L'Égypte pendant la dernière décennie a connu une grande mutation de l’espace public et non pas grâce à la société civile promue par le concept occidental mais par de vrais acteurs sociaux et des fortes mobilisations sociales, à commencer par kifaya qui a donné à la société civile un nouveau souffle. Ces nouveaux types de mobilisation et de contestations sociales ont en effet transformé le rôle des ONG et des associations, ils ne sont plus des miroirs qui déforment la réalité, mais elles rentrent dans une vraie dynamique de lutte pour la démocratie. Le thèmes des droits de l’homme s’est élargie pour comprendre les droits des travailleurs, droits des victimes, droits des paysans, droits sociaux et économiques etc ( Ben Néfissa 2011)… Bref il existe plusieurs mouvements et mobilisations qui ont été créés durant cette décennie. De ce point on peut presque dire que la révolution égyptienne est née du social et grâce à cette accumulation des différentes revendications qui ont enfin culminé dans un soulèvement gigantesque le 25 janvier 2011. Le tissu associatif égyptien ainsi que les ONG et les organisations des droits de l’homme ont joué un rôle essentiel dans la conscientisation du peuple égyptien sur leurs droits bafoués, les crimes et les tortures des services de sécurité et la corruption du régime. De là on peut dire que la société civile signifie le pouvoir au peuple. Car ce sont ces dernières les catalyseurs de la colère égyptienne.
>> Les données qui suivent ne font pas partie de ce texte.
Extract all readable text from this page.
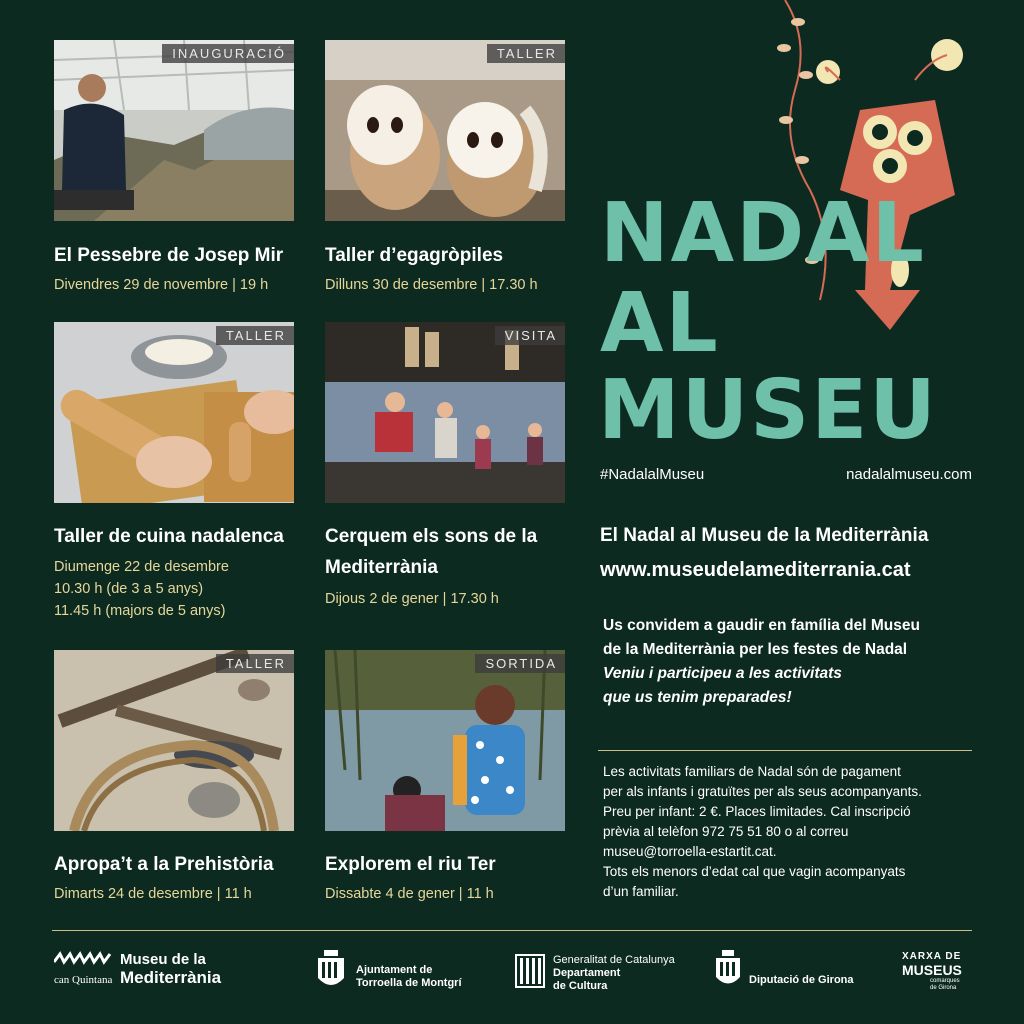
INAUGURACIÓ
El Pessebre de Josep Mir
Divendres 29 de novembre | 19 h
TALLER
Taller d’egagròpiles
Dilluns 30 de desembre | 17.30 h
TALLER
Taller de cuina nadalenca
Diumenge 22 de desembre
10.30 h (de 3 a 5 anys)
11.45 h (majors de 5 anys)
VISITA
Cerquem els sons de la
Mediterrània
Dijous 2 de gener | 17.30 h
TALLER
Apropa’t a la Prehistòria
Dimarts 24 de desembre | 11 h
SORTIDA
Explorem el riu Ter
Dissabte 4 de gener | 11 h
NADAL
AL
MUSEU
#NadalalMuseu	nadalalmuseu.com
El Nadal al Museu de la Mediterrània
www.museudelamediterrania.cat
Us convidem a gaudir en família del Museu
de la Mediterrània per les festes de Nadal
Veniu i participeu a les activitats
que us tenim preparades!
Les activitats familiars de Nadal són de pagament
per als infants i gratuïtes per als seus acompanyants.
Preu per infant: 2 €. Places limitades. Cal inscripció
prèvia al telèfon 972 75 51 80 o al correu
museu@torroella-estartit.cat.
Tots els menors d’edat cal que vagin acompanyats
d’un familiar.
can Quintana
Museu de la
Mediterrània	Ajuntament de
Torroella de Montgrí
Generalitat de Catalunya
Departament
de Cultura	Diputació de Girona
XARXA DE
MUSEUS
comarques
de Girona
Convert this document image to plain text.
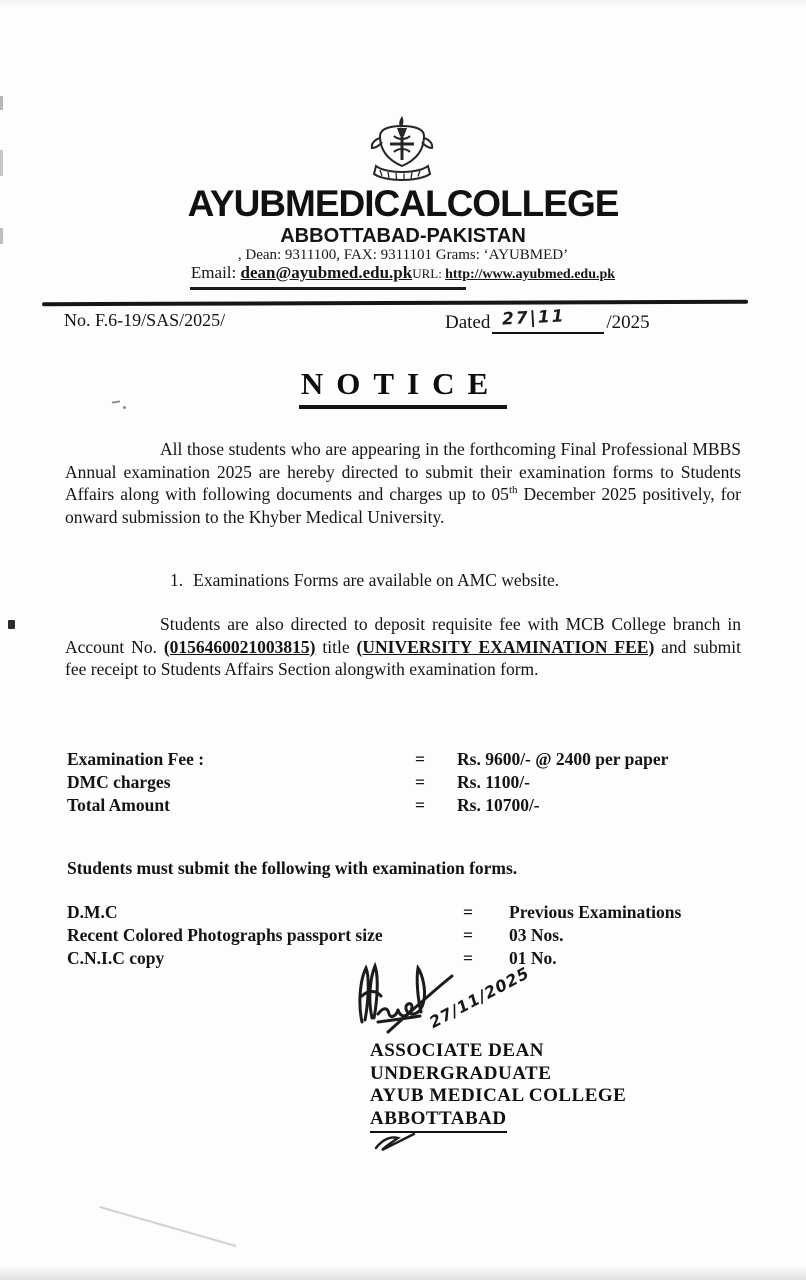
AYUBMEDICALCOLLEGE
ABBOTTABAD-PAKISTAN
, Dean: 9311100, FAX: 9311101 Grams: ‘AYUBMED’
Email: dean@ayubmed.edu.pkURL: http://www.ayubmed.edu.pk
No. F.6-19/SAS/2025/	Dated 27|11 /2025
NOTICE

All those students who are appearing in the forthcoming Final Professional MBBS Annual examination 2025 are hereby directed to submit their examination forms to Students Affairs along with following documents and charges up to 05th December 2025 positively, for onward submission to the Khyber Medical University.

1. Examinations Forms are available on AMC website.

Students are also directed to deposit requisite fee with MCB College branch in Account No. (0156460021003815) title (UNIVERSITY EXAMINATION FEE) and submit fee receipt to Students Affairs Section alongwith examination form.

Examination Fee :	=	Rs. 9600/- @ 2400 per paper
DMC charges	=	Rs. 1100/-
Total Amount	=	Rs. 10700/-
Students must submit the following with examination forms.
D.M.C	=	Previous Examinations
Recent Colored Photographs passport size	=	03 Nos.
C.N.I.C copy	=	01 No.
27/11/2025
ASSOCIATE DEAN
UNDERGRADUATE
AYUB MEDICAL COLLEGE
ABBOTTABAD
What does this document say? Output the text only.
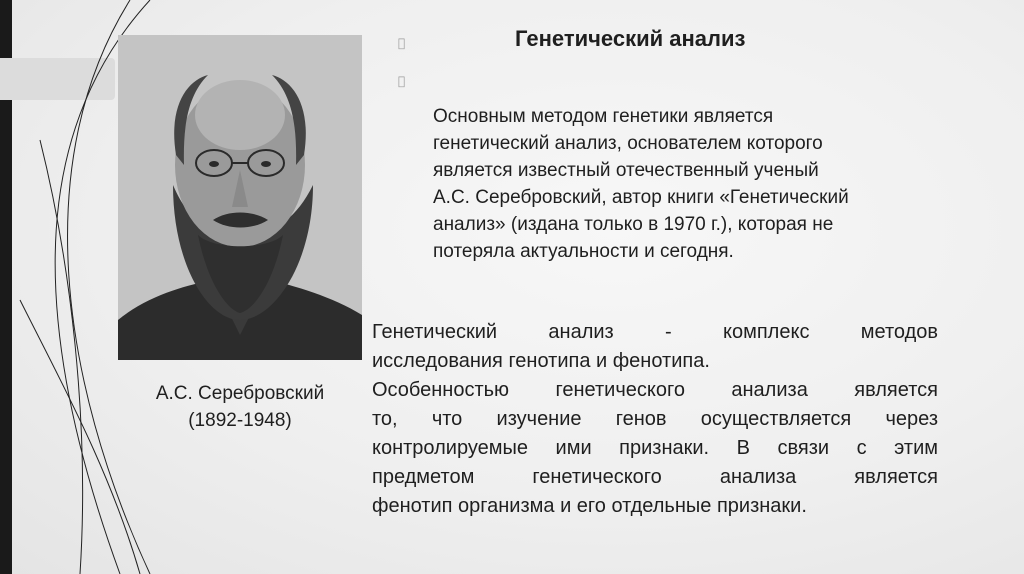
А.С. Серебровский
(1892-1948)
Генетический анализ
Основным методом генетики является
генетический анализ, основателем которого
является известный отечественный ученый
А.С. Серебровский, автор книги «Генетический
анализ» (издана только в 1970 г.), которая не
потеряла актуальности и сегодня.
Генетический анализ - комплекс методов
исследования генотипа и фенотипа.
Особенностью генетического анализа является
то, что изучение генов осуществляется через
контролируемые ими признаки. В связи с этим
предметом генетического анализа является
фенотип организма и его отдельные признаки.
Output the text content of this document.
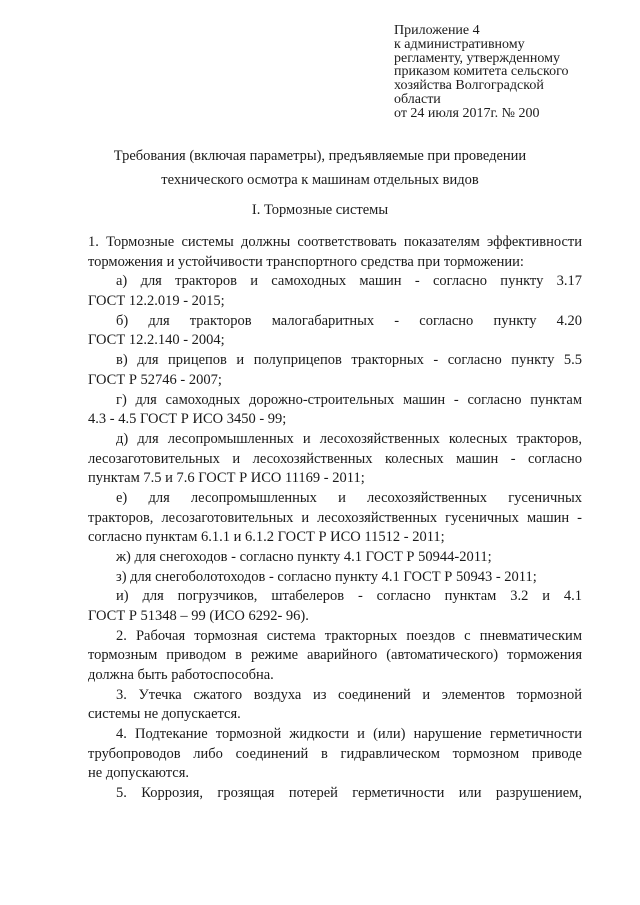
Приложение 4
к административному
регламенту, утвержденному
приказом комитета сельского
хозяйства Волгоградской
области
от 24 июля 2017г. № 200
Требования (включая параметры), предъявляемые при проведении
технического осмотра к машинам отдельных видов
I. Тормозные системы
1. Тормозные системы должны соответствовать показателям эффективности
торможения и устойчивости транспортного средства при торможении:
а) для тракторов и самоходных машин - согласно пункту 3.17
ГОСТ 12.2.019 - 2015;
б) для тракторов малогабаритных - согласно пункту 4.20
ГОСТ 12.2.140 - 2004;
в) для прицепов и полуприцепов тракторных - согласно пункту 5.5
ГОСТ Р 52746 - 2007;
г) для самоходных дорожно-строительных машин - согласно пунктам
4.3 - 4.5 ГОСТ Р ИСО 3450 - 99;
д) для лесопромышленных и лесохозяйственных колесных тракторов,
лесозаготовительных и лесохозяйственных колесных машин - согласно
пунктам 7.5 и 7.6 ГОСТ Р ИСО 11169 - 2011;
е) для лесопромышленных и лесохозяйственных гусеничных
тракторов, лесозаготовительных и лесохозяйственных гусеничных машин -
согласно пунктам 6.1.1 и 6.1.2 ГОСТ Р ИСО 11512 - 2011;
ж) для снегоходов - согласно пункту 4.1 ГОСТ Р 50944-2011;
з) для снегоболотоходов - согласно пункту 4.1 ГОСТ Р 50943 - 2011;
и) для погрузчиков, штабелеров - согласно пунктам 3.2 и 4.1
ГОСТ Р 51348 – 99 (ИСО 6292- 96).
2. Рабочая тормозная система тракторных поездов с пневматическим
тормозным приводом в режиме аварийного (автоматического) торможения
должна быть работоспособна.
3. Утечка сжатого воздуха из соединений и элементов тормозной
системы не допускается.
4. Подтекание тормозной жидкости и (или) нарушение герметичности
трубопроводов либо соединений в гидравлическом тормозном приводе
не допускаются.
5. Коррозия, грозящая потерей герметичности или разрушением,
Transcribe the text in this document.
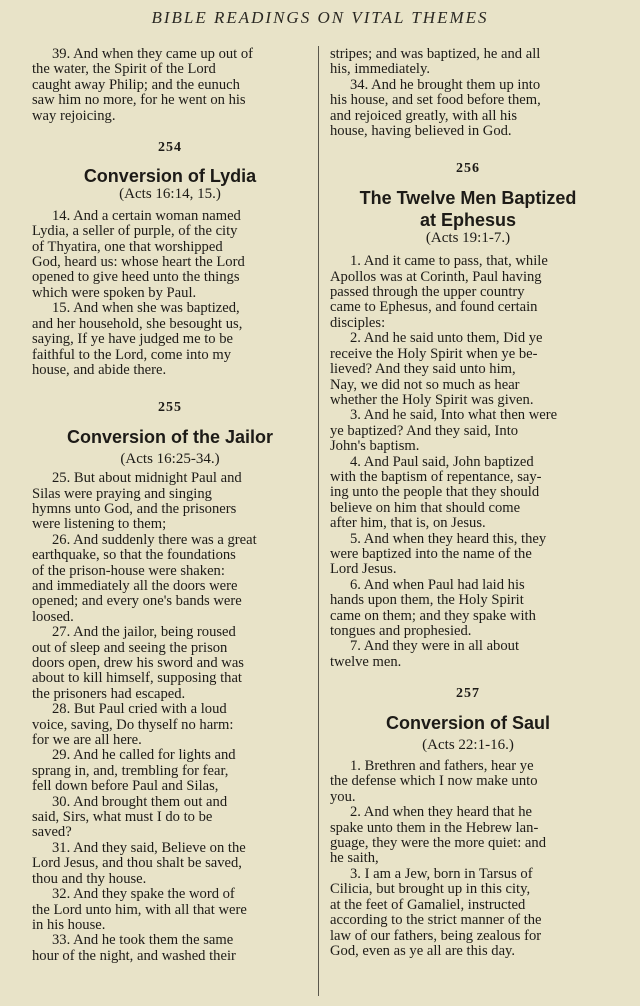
BIBLE READINGS ON VITAL THEMES

39. And when they came up out of

the water, the Spirit of the Lord

caught away Philip; and the eunuch

saw him no more, for he went on his

way rejoicing.

254

Conversion of Lydia

(Acts 16:14, 15.)

14. And a certain woman named

Lydia, a seller of purple, of the city

of Thyatira, one that worshipped

God, heard us: whose heart the Lord

opened to give heed unto the things

which were spoken by Paul.

15. And when she was baptized,

and her household, she besought us,

saying, If ye have judged me to be

faithful to the Lord, come into my

house, and abide there.

255

Conversion of the Jailor

(Acts 16:25-34.)

25. But about midnight Paul and

Silas were praying and singing

hymns unto God, and the prisoners

were listening to them;

26. And suddenly there was a great

earthquake, so that the foundations

of the prison-house were shaken:

and immediately all the doors were

opened; and every one's bands were

loosed.

27. And the jailor, being roused

out of sleep and seeing the prison

doors open, drew his sword and was

about to kill himself, supposing that

the prisoners had escaped.

28. But Paul cried with a loud

voice, saving, Do thyself no harm:

for we are all here.

29. And he called for lights and

sprang in, and, trembling for fear,

fell down before Paul and Silas,

30. And brought them out and

said, Sirs, what must I do to be

saved?

31. And they said, Believe on the

Lord Jesus, and thou shalt be saved,

thou and thy house.

32. And they spake the word of

the Lord unto him, with all that were

in his house.

33. And he took them the same

hour of the night, and washed their

stripes; and was baptized, he and all

his, immediately.

34. And he brought them up into

his house, and set food before them,

and rejoiced greatly, with all his

house, having believed in God.

256

The Twelve Men Baptized

at Ephesus

(Acts 19:1-7.)

1. And it came to pass, that, while

Apollos was at Corinth, Paul having

passed through the upper country

came to Ephesus, and found certain

disciples:

2. And he said unto them, Did ye

receive the Holy Spirit when ye be-

lieved? And they said unto him,

Nay, we did not so much as hear

whether the Holy Spirit was given.

3. And he said, Into what then were

ye baptized? And they said, Into

John's baptism.

4. And Paul said, John baptized

with the baptism of repentance, say-

ing unto the people that they should

believe on him that should come

after him, that is, on Jesus.

5. And when they heard this, they

were baptized into the name of the

Lord Jesus.

6. And when Paul had laid his

hands upon them, the Holy Spirit

came on them; and they spake with

tongues and prophesied.

7. And they were in all about

twelve men.

257

Conversion of Saul

(Acts 22:1-16.)

1. Brethren and fathers, hear ye

the defense which I now make unto

you.

2. And when they heard that he

spake unto them in the Hebrew lan-

guage, they were the more quiet: and

he saith,

3. I am a Jew, born in Tarsus of

Cilicia, but brought up in this city,

at the feet of Gamaliel, instructed

according to the strict manner of the

law of our fathers, being zealous for

God, even as ye all are this day.
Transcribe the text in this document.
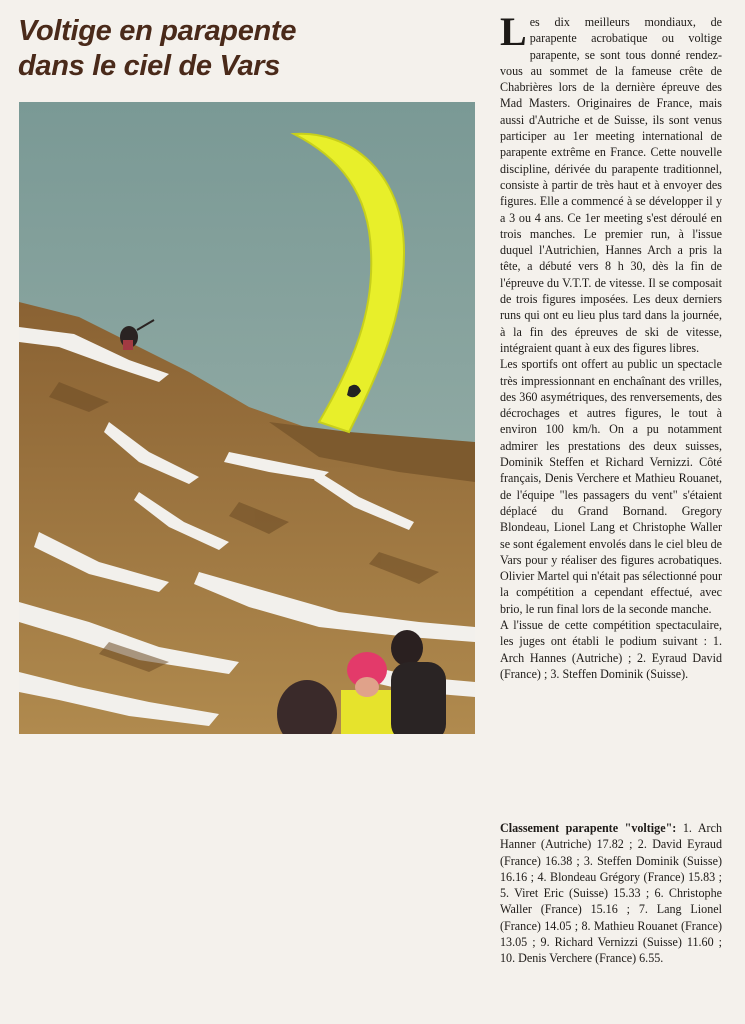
Voltige en parapente
dans le ciel de Vars

Les dix meilleurs mondiaux, de parapente acrobatique ou voltige parapente, se sont tous donné rendez-vous au sommet de la fameuse crête de Chabrières lors de la dernière épreuve des Mad Masters. Originaires de France, mais aussi d'Autriche et de Suisse, ils sont venus participer au 1er meeting international de parapente extrême en France. Cette nouvelle discipline, dérivée du parapente traditionnel, consiste à partir de très haut et à envoyer des figures. Elle a commencé à se développer il y a 3 ou 4 ans. Ce 1er meeting s'est déroulé en trois manches. Le premier run, à l'issue duquel l'Autrichien, Hannes Arch a pris la tête, a débuté vers 8 h 30, dès la fin de l'épreuve du V.T.T. de vitesse. Il se composait de trois figures imposées. Les deux derniers runs qui ont eu lieu plus tard dans la journée, à la fin des épreuves de ski de vitesse, intégraient quant à eux des figures libres.

Les sportifs ont offert au public un spectacle très impressionnant en enchaînant des vrilles, des 360 asymétriques, des renversements, des décrochages et autres figures, le tout à environ 100 km/h. On a pu notamment admirer les prestations des deux suisses, Dominik Steffen et Richard Vernizzi. Côté français, Denis Verchere et Mathieu Rouanet, de l'équipe "les passagers du vent" s'étaient déplacé du Grand Bornand. Gregory Blondeau, Lionel Lang et Christophe Waller se sont également envolés dans le ciel bleu de Vars pour y réaliser des figures acrobatiques. Olivier Martel qui n'était pas sélectionné pour la compétition a cependant effectué, avec brio, le run final lors de la seconde manche.

A l'issue de cette compétition spectaculaire, les juges ont établi le podium suivant : 1. Arch Hannes (Autriche) ; 2. Eyraud David (France) ; 3. Steffen Dominik (Suisse).

Classement parapente "voltige": 1. Arch Hanner (Autriche) 17.82 ; 2. David Eyraud (France) 16.38 ; 3. Steffen Dominik (Suisse) 16.16 ; 4. Blondeau Grégory (France) 15.83 ; 5. Viret Eric (Suisse) 15.33 ; 6. Christophe Waller (France) 15.16 ; 7. Lang Lionel (France) 14.05 ; 8. Mathieu Rouanet (France) 13.05 ; 9. Richard Vernizzi (Suisse) 11.60 ; 10. Denis Verchere (France) 6.55.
Dans son ensemble, la société civile redéfini les rapports entre l’état et la société du peuple. Cependant, aujourd’hui le débat sur la société civile reste miné, car malgré leurs exploits, le régime reste très verrouillé et les discours politiques sur ces différentes organisations mettent les différents mobilisations et mouvement à mal. Le mouvement du 6 avril est considéré comme un mouvement traitre qui vise l’instabilité du régime égyptien. les différents ONG pour les droits de l’homme sont jugés d’organisation d’espionnage. On est toujours dans la rhétorique de l’ancien régime qui cherche à effrayer la société en générale et la société civile en particulier.
Les perspectives pour l’avenir sont pour l’instant assez floues, puisque toutes les associations et les ONG sont sous le contrôle direct de l'État, ces dernières doivent obtenir des permis pour l’exercice de leur activité et on imagine bien que cette obtention est loin d’être simple. Cependant, la lutte de ces derniers continue, puisqu’ils arrivent tout de même à mobiliser un nombre remarquable de la population égyptienne. C’est dans ce sens que la société civile en Égypte contribue dans le processus de la démocratisation. C’est grâce à ce type de mouvement et associations que la scène publique en Égypte se transforme largement, car c’est au sein de ces mouvements que naissent de vrais initiatives de construction d’un nouveau système, on peut citer à titre d’exemple yalla nekteb dostorna ou la proposition de restructuration du ministère de l’intérieur, ou encore les mobilisations pour les droits civiques
Pour finir je dirais que dans le contexte actuel en Égypte la société s’oppose à l'État autoritaire et si vous le voulez militaire, mais dans une perspective un peu plus optimiste, l’avenir de la société civile doit jouer un rôle intermédiaire entre la société et l'État. Et quand je parle du rôle de l’intermédiaire, je veux ici insister sur la diversité de la société civile. Au lieu de se bloquer dans un débat stérile sur l’existence ou non de la société civile dans le monde arabe , il faut plutôt placer l’interrogation du côté des acteurs sociaux. En effet, dans le monde arabe, on ne peut pas restreindre la société civile à des organisations locales ou internationale, il faut inclure tous les collectifs et les mouvements organisés par les acteurs locaux. C’est en acceptant et en négociant avec ce pluralisme qu’on pourrait arriver à un vivre ensemble et un agir ensemble.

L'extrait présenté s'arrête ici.